Thursday, January 20, 2011

Brown Bagging It on ICAP cases


Once a month an administrative law judge has a brown bag lunch where he reviews cases of interest to those in the Colorado workers comp field. These cases are not readily available to the public although most attorneys in the field have access to the decisions. The Industrial Claim Appeals Office handles a great many appeals from hearings held at the local level. Many such cases never get appealed further and the next stage is to the Colorado Court of Appeals. Judge Eley is well liked and respected by most attorneys in this field and his free Brown Bag Lunch Seminar is well attended. Even if you cannot make it he emails you the materials and an audio of his presentation. Today is the January lunch and from the materials I have already received I note two cases that are exceptionally interesting to me and perhaps to most readers. The first can be called the Wheeler case. The claimant was admittedly permanently and totally disabled and thus entitled to PTD benefits. The issue was how to compute those benefits where they are paid out every two weeks perhaps for life. So the case involved AWW which is average weekly wage. The claimant when hurt at work was earning a very low figure if you look at her actual average wage. Respondents said it was under $75 a week. However vocational evidence was provided which helped show that the rate would be much higher then her actual wage at the time of the accident. While this must all relate to the date of the injury a Judge does have discretion to depart from your actual wage and consider loss of earning capacity. Here the difference was enormous though any calculations still are based upon the law as of the injury date. The judge applied the law as of the date of maximum improvement which was a mistake. The claimant still won big here.

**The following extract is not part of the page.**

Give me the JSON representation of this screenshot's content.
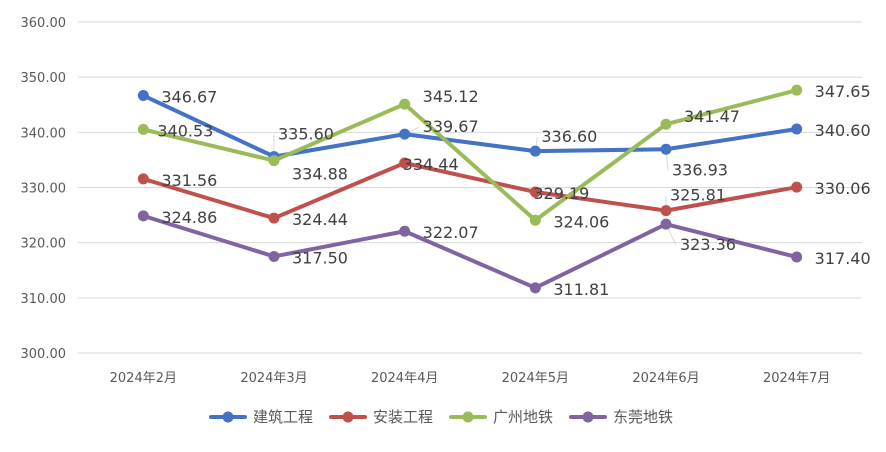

The second case involved a fall at work. Caselaw tells us that not all falls at work are really work injuries entitled to benefits. The claimant in Landes was determined to have a work related tramatic brain injury injury which arose from work activities despite the fact he had amnesia and remembered nothing about the fall. Often Respondents will assert it is the claimants burden to prove his case and falls can come for many reasons. No change in the law from this ICAP decision favorable to the claimant so it is up to the hearing judge to decide on the evidence presented. There was a dissent that essentially said the evidence was speculative either way making the fall unexplained and not compensable.